One of the key elements in building trust with your customers is identifying how those customers behave. Hofstede identified 6 key elements of cultural difference, and we can use these as a framework to begin to think about potential marketing for international e-commerce.
Hofstede’s Cultural Dimensions
Hofstede’s cultural dimensions are:
– Power Distance – the extent to which the less powerful members of organizations and institutions (like the family) accept and expect that power is distributed unequally.
– Individualism vs. Collectivism – the degree to which people in a society are integrated into groups.
– Uncertainty Avoidance – a society’s tolerance for ambiguity.
– Masculinity vs. Femininity – a preference in society for achievement, heroism, assertiveness and material rewards for success; versus a preference for cooperation, modesty, caring for the weak and quality of life.
– Long-term vs. Short-term – the extent to which individuals within the cuintlture focus on the short-term and immediate consequences versus take a long-term focus.
– Indulgence vs. restraint – a society that allows relatively free gratification of basic and natural human desires related to enjoying life and having fun; versus a society that controls gratification of needs and regulates it by means of strict social norms.
A full description of the different dimensions, and examples of how they can be applied to international e-commerce, can be found here.

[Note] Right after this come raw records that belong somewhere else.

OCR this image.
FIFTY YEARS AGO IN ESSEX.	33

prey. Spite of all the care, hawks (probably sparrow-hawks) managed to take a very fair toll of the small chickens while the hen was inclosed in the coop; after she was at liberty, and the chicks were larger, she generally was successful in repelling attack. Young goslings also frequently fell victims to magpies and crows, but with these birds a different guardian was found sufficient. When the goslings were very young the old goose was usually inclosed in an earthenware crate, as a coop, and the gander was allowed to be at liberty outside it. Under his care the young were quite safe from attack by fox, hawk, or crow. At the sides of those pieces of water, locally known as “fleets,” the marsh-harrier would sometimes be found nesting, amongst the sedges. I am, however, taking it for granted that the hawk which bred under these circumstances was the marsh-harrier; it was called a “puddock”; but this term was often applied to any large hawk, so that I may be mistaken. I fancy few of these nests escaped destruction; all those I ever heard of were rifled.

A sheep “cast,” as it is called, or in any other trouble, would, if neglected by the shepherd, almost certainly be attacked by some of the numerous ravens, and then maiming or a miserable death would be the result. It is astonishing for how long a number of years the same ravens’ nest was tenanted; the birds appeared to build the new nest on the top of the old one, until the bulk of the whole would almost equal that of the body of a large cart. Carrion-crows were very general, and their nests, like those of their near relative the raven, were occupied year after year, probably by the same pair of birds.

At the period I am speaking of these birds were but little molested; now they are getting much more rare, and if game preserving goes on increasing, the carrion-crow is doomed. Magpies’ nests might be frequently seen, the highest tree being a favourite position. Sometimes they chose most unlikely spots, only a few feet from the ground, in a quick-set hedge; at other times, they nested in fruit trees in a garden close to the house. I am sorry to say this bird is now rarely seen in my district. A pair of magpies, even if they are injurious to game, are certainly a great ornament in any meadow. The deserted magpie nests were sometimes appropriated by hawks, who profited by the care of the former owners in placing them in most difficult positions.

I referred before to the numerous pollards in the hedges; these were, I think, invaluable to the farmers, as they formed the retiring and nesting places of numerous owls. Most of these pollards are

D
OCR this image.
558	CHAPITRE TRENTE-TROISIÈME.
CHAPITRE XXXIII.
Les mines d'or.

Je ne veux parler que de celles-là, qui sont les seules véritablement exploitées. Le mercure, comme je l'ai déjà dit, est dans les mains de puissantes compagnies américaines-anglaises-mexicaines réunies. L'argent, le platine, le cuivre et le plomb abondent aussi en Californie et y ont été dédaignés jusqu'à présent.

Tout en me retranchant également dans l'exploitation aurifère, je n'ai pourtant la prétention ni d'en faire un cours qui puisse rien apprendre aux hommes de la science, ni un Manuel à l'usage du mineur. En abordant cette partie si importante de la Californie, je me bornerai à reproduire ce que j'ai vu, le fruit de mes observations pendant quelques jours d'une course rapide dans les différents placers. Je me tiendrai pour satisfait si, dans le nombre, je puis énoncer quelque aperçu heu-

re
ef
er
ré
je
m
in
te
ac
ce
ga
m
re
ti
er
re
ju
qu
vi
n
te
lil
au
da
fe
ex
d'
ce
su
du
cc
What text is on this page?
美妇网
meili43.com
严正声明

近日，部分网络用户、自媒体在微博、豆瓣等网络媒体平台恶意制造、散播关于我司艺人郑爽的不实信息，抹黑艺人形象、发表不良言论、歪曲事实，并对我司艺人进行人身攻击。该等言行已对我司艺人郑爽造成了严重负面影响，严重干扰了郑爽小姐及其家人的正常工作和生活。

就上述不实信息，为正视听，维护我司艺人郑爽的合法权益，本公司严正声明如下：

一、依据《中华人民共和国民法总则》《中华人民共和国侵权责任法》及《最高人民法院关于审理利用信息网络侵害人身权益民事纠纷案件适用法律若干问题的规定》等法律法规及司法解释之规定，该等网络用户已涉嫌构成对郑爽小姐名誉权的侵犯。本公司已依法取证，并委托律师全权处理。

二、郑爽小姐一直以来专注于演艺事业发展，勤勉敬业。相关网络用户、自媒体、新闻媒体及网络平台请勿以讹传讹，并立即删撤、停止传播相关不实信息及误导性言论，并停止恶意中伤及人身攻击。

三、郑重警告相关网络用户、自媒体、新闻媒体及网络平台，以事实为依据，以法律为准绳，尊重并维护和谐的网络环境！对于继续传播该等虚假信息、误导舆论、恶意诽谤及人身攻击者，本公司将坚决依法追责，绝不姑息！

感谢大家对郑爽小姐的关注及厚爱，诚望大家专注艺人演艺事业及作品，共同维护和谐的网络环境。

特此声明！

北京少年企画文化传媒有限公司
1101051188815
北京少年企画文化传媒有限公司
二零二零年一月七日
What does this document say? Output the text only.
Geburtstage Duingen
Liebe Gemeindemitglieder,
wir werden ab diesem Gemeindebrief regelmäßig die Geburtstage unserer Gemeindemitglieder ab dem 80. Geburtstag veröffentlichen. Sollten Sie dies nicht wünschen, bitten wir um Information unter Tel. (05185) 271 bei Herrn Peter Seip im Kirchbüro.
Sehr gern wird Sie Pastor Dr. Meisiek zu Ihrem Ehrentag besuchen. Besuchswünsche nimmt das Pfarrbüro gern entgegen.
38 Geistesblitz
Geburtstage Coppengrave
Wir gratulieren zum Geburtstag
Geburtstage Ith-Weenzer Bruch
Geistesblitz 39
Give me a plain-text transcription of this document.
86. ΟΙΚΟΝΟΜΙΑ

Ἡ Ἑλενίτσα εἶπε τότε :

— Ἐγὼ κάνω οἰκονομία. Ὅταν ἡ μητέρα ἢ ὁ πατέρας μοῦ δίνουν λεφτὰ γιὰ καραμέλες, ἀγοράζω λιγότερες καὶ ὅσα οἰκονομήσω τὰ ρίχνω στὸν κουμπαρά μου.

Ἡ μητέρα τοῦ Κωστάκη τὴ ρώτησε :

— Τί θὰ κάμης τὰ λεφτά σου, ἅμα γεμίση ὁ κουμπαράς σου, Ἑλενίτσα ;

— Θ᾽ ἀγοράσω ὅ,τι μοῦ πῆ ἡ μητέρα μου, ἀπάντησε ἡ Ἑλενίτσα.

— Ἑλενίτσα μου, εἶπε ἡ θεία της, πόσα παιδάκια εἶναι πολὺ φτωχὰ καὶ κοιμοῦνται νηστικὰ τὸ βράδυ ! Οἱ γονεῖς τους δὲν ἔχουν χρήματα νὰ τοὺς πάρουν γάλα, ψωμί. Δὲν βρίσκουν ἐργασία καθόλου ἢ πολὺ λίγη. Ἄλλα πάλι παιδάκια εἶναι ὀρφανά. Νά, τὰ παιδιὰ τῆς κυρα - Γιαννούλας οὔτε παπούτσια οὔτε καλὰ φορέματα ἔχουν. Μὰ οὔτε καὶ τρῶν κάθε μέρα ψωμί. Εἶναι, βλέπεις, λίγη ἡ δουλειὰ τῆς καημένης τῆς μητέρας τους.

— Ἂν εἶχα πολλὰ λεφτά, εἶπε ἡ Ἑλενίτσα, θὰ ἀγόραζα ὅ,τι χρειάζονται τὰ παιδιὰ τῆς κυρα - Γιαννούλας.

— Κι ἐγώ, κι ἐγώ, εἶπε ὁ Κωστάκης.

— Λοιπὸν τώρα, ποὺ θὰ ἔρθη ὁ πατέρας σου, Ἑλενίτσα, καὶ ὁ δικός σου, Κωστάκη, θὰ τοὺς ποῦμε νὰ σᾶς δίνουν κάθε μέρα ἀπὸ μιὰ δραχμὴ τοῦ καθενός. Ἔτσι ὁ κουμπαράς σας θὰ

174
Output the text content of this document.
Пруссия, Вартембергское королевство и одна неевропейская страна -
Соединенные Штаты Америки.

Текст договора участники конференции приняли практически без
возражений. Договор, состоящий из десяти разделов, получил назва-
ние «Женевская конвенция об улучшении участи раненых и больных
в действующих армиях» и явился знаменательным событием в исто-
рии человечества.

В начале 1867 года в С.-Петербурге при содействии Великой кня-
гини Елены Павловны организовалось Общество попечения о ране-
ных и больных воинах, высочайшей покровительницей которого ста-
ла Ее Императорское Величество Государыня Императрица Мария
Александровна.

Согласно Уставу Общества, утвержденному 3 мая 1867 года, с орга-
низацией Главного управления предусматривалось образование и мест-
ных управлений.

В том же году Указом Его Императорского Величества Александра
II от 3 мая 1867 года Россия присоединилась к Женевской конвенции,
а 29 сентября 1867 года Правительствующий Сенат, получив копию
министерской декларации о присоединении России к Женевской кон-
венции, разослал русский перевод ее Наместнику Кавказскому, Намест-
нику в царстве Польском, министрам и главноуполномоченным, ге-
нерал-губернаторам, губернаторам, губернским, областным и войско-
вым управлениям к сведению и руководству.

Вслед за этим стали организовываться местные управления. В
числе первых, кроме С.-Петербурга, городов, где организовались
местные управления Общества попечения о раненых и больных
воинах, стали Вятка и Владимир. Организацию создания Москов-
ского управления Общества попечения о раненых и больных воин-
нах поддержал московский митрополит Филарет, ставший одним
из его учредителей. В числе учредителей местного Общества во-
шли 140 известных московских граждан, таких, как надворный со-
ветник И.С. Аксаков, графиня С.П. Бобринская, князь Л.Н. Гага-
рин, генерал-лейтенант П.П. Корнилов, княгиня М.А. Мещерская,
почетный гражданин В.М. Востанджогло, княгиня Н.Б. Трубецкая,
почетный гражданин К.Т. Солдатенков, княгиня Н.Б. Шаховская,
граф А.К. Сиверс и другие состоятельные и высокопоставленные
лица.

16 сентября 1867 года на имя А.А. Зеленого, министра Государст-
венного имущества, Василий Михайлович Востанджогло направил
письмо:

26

It is important that your branding is in line with your market, as well as staying true to your brand message. Many companies keep a consistent look and feel across all international sites, making only small adjustments to content to suit local conditions. An example of this would be Amazon, the .co.uk site looks much the same as the .d, and the .es etc.
However, when operating in vastly different international e-commerce markets, such as Asia or Africa, it may be necessary to completely change branding to fit in with the market. An example of this would be TaoBao and AliExpress, both are owned by Alibaba, but one is aimed at the Chinese market, and the other the US.
If you provide customers with the option to pay in the way they are used to, they are more likely to trust you. In Europe and America, card payments and PayPal are popular methods for purchasing online. This is not the same across all countries, however. In India for example, COD (cash on delivery) is one of the most commonly used methods. This is where a customer order a product online, and then pays the courier once it is delivered. China too has a different model, preferring prepaid apps (such as WeChat Wallet or AliPay).
If the only way you could pay for a product on a website was through a method you were not familiar with, would you trust it? Or would you look for an alternative elsewhere?
For more information on why payment gateways are so important click here. We have also compiled a list of the most popular payment gateways in different countries, that can be found here.
Trust symbols act as a third-party endorsement. Some of the most common are Norton, McAfee, PayPal Verified, and Google Trusted Store. While not all of these are specific to international e-commerce, but rather are synonymous with internet protection. Being certified by companies that are themselves well trusted is a powerful tool for increasing trust.
If company endorsement is a good tool, peer endorsement is a sledge hammer. People trust other people who they view as similar to them. The benefits of customer reviews are well documented, but still too many companies fail to take full advantage.
Google has recently changed their “trusted stores” program to “customer reviews”, so this is likely to play an even larger role in SEO too. You can thus use reviews to boost your international e-commerce store and for gaining trust.
Make sure you are available to your customers. If customers feel as though you are absent, they will feel uncomfortable buying from you. Whether that is social media, online chat, email or phone. Make sure that if they want to contact you, they can.
The Little Things
Building trust is all about knowing your market and getting the details right. As with everything in international e-commerce, it is about marginal gains. If you notice that competitors in target markets do something slightly differently, test to see if it will lead to a gain for your site.